Sheldon Cooper Quotes Page 93 of 129
Quote from the episode The Thespian Catalyst
Penny: Okay, Cat on a Hot Tin Roof is an American classic.
Sheldon: So is the McRib sandwich. I don't care for that either.
Quote from the episode The Comic Book Store Regeneration
Penny: Just think about something else.
Sheldon: Can I think about the spiny anteater?
Penny: Sure.
Sheldon: The spiny anteater never went behind my back and worked with Barry Kripke.
That didn't help at all.
Quote from the episode The Loobenfeld Decay
Sheldon: You just lied to Penny.
Leonard: Yes, I did.
Sheldon: And you did it so casually. No rapid breathing, no increase in perspiration.
Leonard: So?
Sheldon: So, lack of physiological response while lying is a characteristic of a violent sociopath.
Leonard: Sheldon, are you worried about your safety?
Sheldon: No. I imagine if you were going to kill me, you'd have done it a long time ago.
Quote from the episode The Hamburger Postulate
Penny: Leonard's had girls over before, right?
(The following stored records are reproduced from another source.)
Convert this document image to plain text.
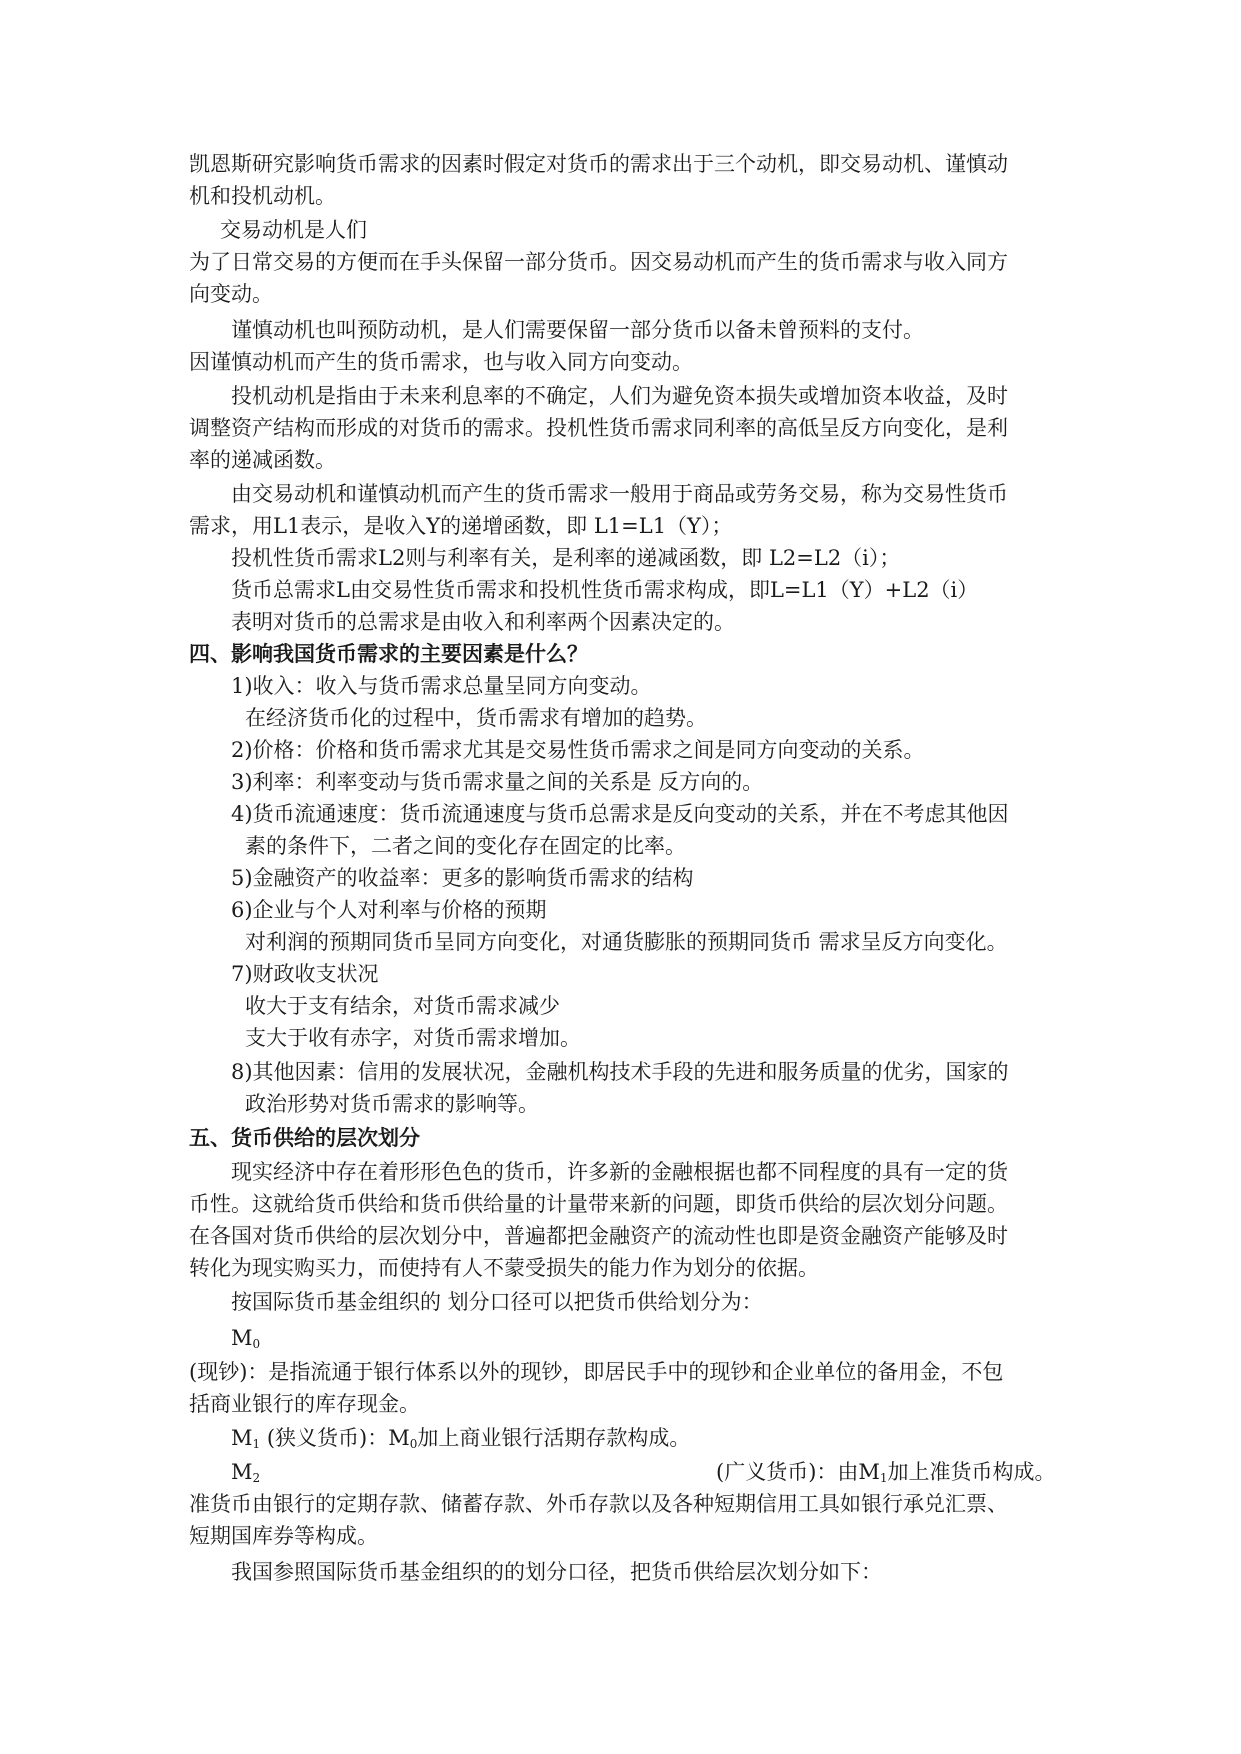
凯恩斯研究影响货币需求的因素时假定对货币的需求出于三个动机，即交易动机、谨慎动
机和投机动机。
交易动机是人们
为了日常交易的方便而在手头保留一部分货币。因交易动机而产生的货币需求与收入同方
向变动。
谨慎动机也叫预防动机，是人们需要保留一部分货币以备未曾预料的支付。
因谨慎动机而产生的货币需求，也与收入同方向变动。
投机动机是指由于未来利息率的不确定，人们为避免资本损失或增加资本收益，及时
调整资产结构而形成的对货币的需求。投机性货币需求同利率的高低呈反方向变化，是利
率的递减函数。
由交易动机和谨慎动机而产生的货币需求一般用于商品或劳务交易，称为交易性货币
需求，用L1表示，是收入Y的递增函数，即 L1=L1（Y）；
投机性货币需求L2则与利率有关，是利率的递减函数，即 L2=L2（i）；
货币总需求L由交易性货币需求和投机性货币需求构成，即L=L1（Y）+L2（i）
表明对货币的总需求是由收入和利率两个因素决定的。
四、影响我国货币需求的主要因素是什么？
1)收入：收入与货币需求总量呈同方向变动。
在经济货币化的过程中，货币需求有增加的趋势。
2)价格：价格和货币需求尤其是交易性货币需求之间是同方向变动的关系。
3)利率：利率变动与货币需求量之间的关系是 反方向的。
4)货币流通速度：货币流通速度与货币总需求是反向变动的关系，并在不考虑其他因
素的条件下，二者之间的变化存在固定的比率。
5)金融资产的收益率：更多的影响货币需求的结构
6)企业与个人对利率与价格的预期
对利润的预期同货币呈同方向变化，对通货膨胀的预期同货币 需求呈反方向变化。
7)财政收支状况
收大于支有结余，对货币需求减少
支大于收有赤字，对货币需求增加。
8)其他因素：信用的发展状况，金融机构技术手段的先进和服务质量的优劣，国家的
政治形势对货币需求的影响等。
五、货币供给的层次划分
现实经济中存在着形形色色的货币，许多新的金融根据也都不同程度的具有一定的货
币性。这就给货币供给和货币供给量的计量带来新的问题，即货币供给的层次划分问题。
在各国对货币供给的层次划分中，普遍都把金融资产的流动性也即是资金融资产能够及时
转化为现实购买力，而使持有人不蒙受损失的能力作为划分的依据。
按国际货币基金组织的 划分口径可以把货币供给划分为：
$M_0$
(现钞)：是指流通于银行体系以外的现钞，即居民手中的现钞和企业单位的备用金，不包
括商业银行的库存现金。
$M_1$ (狭义货币)：$M_0$加上商业银行活期存款构成。
$M_2$	(广义货币)：由$M_1$加上准货币构成。
准货币由银行的定期存款、储蓄存款、外币存款以及各种短期信用工具如银行承兑汇票、
短期国库券等构成。
我国参照国际货币基金组织的的划分口径，把货币供给层次划分如下：
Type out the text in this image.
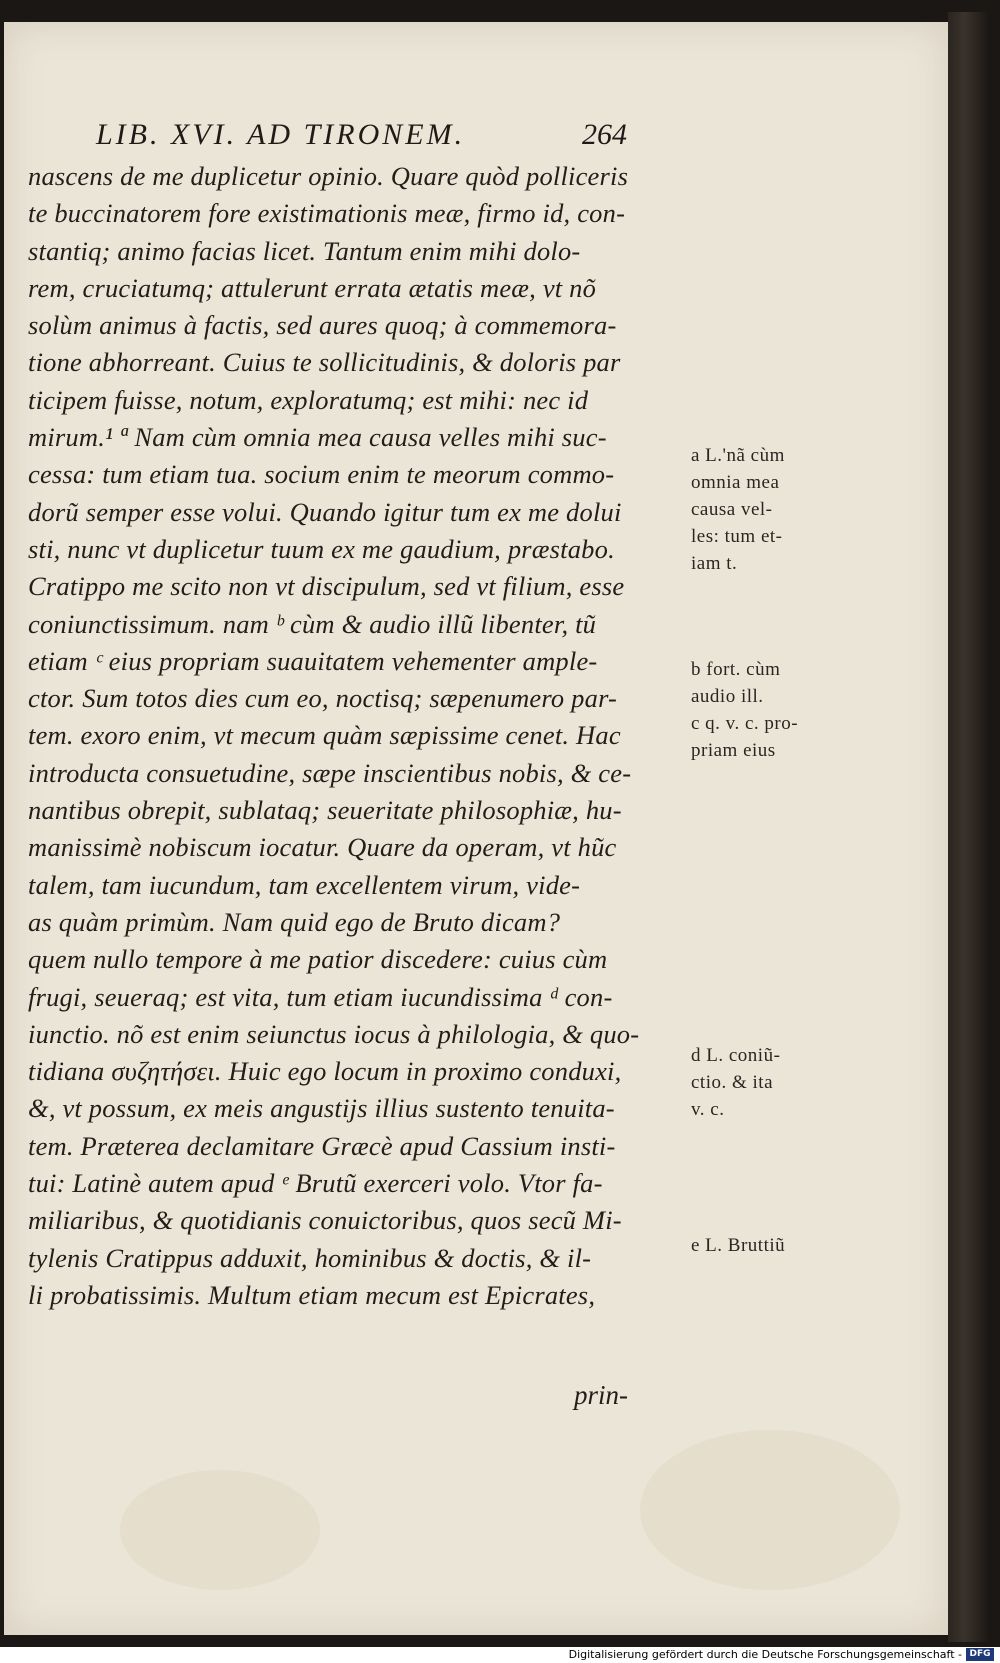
LIB. XVI. AD TIRONEM.	264
nascens de me duplicetur opinio. Quare quòd polliceris
te buccinatorem fore existimationis meæ, firmo id, con-
stantiq; animo facias licet. Tantum enim mihi dolo-
rem, cruciatumq; attulerunt errata ætatis meæ, vt nõ
solùm animus à factis, sed aures quoq; à commemora-
tione abhorreant. Cuius te sollicitudinis, & doloris par
ticipem fuisse, notum, exploratumq; est mihi: nec id
mirum.¹ ª Nam cùm omnia mea causa velles mihi suc-
cessa: tum etiam tua. socium enim te meorum commo-
dorũ semper esse volui. Quando igitur tum ex me dolui
sti, nunc vt duplicetur tuum ex me gaudium, præstabo.
Cratippo me scito non vt discipulum, sed vt filium, esse
coniunctissimum. nam ᵇ cùm & audio illũ libenter, tũ
etiam ᶜ eius propriam suauitatem vehementer ample-
ctor. Sum totos dies cum eo, noctisq; sæpenumero par-
tem. exoro enim, vt mecum quàm sæpissime cenet. Hac
introducta consuetudine, sæpe inscientibus nobis, & ce-
nantibus obrepit, sublataq; seueritate philosophiæ, hu-
manissimè nobiscum iocatur. Quare da operam, vt hũc
talem, tam iucundum, tam excellentem virum, vide-
as quàm primùm. Nam quid ego de Bruto dicam?
quem nullo tempore à me patior discedere: cuius cùm
frugi, seueraq; est vita, tum etiam iucundissima ᵈ con-
iunctio. nõ est enim seiunctus iocus à philologia, & quo-
tidiana συζητήσει. Huic ego locum in proximo conduxi,
&, vt possum, ex meis angustijs illius sustento tenuita-
tem. Præterea declamitare Græcè apud Cassium insti-
tui: Latinè autem apud ᵉ Brutũ exerceri volo. Vtor fa-
miliaribus, & quotidianis conuictoribus, quos secũ Mi-
tylenis Cratippus adduxit, hominibus & doctis, & il-
li probatissimis. Multum etiam mecum est Epicrates,
prin-
a L.'nã cùm
omnia mea
causa vel-
les: tum et-
iam t.
b fort. cùm
audio ill.
c q. v. c. pro-
priam eius
d L. coniũ-
ctio. & ita
v. c.
e L. Bruttiũ
Digitalisierung gefördert durch die Deutsche Forschungsgemeinschaft - DFG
Sheldon: Oh, yes, but there's usually planning, courtship and advance notice. Last time I was able to book a cruise to the Arctic to see a solar eclipse.
Penny: Wait, you had to leave the state because your roommate was having sex?
Sheldon: I didn't have to, the dates just happened to coincide.
Quote from the episode The Irish Pub Formulation
Sheldon: Do you like trains?
Priya: Not particularly.
Sheldon: You might as well just wait at the airport for your flight.
Quote from the episode The Irish Pub Formulation
Leonard: Really? You're going to risk getting sleepy in the middle of your themodynamic fluctuations seminar? You know what happens when you yawn in public.
Sheldon: Everyone will see my oddly shaped uvula.
Quote from the episode The Hofstadter Isotope
Sheldon: Would you like some advice?
Leonard: Sure, why not?
Sheldon: Then this is the perfect time to launch a blog with an interactive comments section.
Leonard: Gee, thanks a lot.
Quote from the episode The Cohabitation Formulation
Penny: Ooh, I thought I smelled pizza.
Sheldon: That's remarkable. If pepperoni were an explosive substance, you could replace German shepherds at our nation's airports.
Quote from the episode The Cohabitation Formulation
Penny: Today I drove to Van Nuys for an audition I thought was going to be for a cat food commercial. Turned out to be for porn.
Sheldon: Did you get the part?
Penny: I didn't do the audition.
Sheldon: Given the state of your career, can you really afford to be picky?
Quote from the episode The Closet Reconfiguration
Penny: Sheldon, aren't you going to spend a little time with Amy?
Amy: Oh, it's okay, I'm used to it. The other day at Whole Foods, he spent an entire hour optimizing the cheese aisle.
Sheldon: Yeah, and some thanks I got. The assistant manager chased me out with an artisanal salami.
Quote from the episode The Closet Reconfiguration
Sheldon: You know, surprisingly, the letter from your father wasn't the most interesting thing I read in the closet. Bernadette's diary has some saucy passages.
Bernadette: Sheldon, don't you dare.
Sheldon: There's nothing to worry about. Your secret's safe with me.
Bernadette: That's more like it.
Sheldon: Although copyright law would allow me to quote snippets in the context of a review.
Quote from the episode The Parking Spot Escalation
Leonard: All right, you brought this on yourself. Sheldon, get him.
Sheldon: If a zombie bites you, you turn into a zombie. However, if a mummy bites you, all you turn into is some schmo with a mummy bite. So, like a zombie that's been eaten from the waist down, you, sir, have no leg to stand on.
Quote from the episode The Parking Spot Escalation
Howard: He can't handle the fact that I'm a bigger deal than he is now.
Sheldon: Oh, preposterous. I have been solely responsible for this university's six loop quantum gravity calculations, I have changed the way we think about Bose-Einsten condensates, and I am also the one who got Nutter Butters in the cafeteria vending machine. Maybe you missed that news while you were floating around like a goof in outer space.
Quote from the episode The Einstein Approximation
Sheldon: When Albert Einstein came up with special relativity, he was working at the patent office.
Leonard: So you're going to work at the patent office?
Sheldon: Don't be absurd. That's in Washington. You know I could never live in a city whose streets are laid out in a wheel-and-spoke pattern.
Quote from the episode The Einstein Approximation
Employment adviser: So, Mr. Cooper, you're looking for a job?
Sheldon: A menial job. Like yours.
Employment adviser: Why thank you for noticing. I'm Menial Employee of the Month.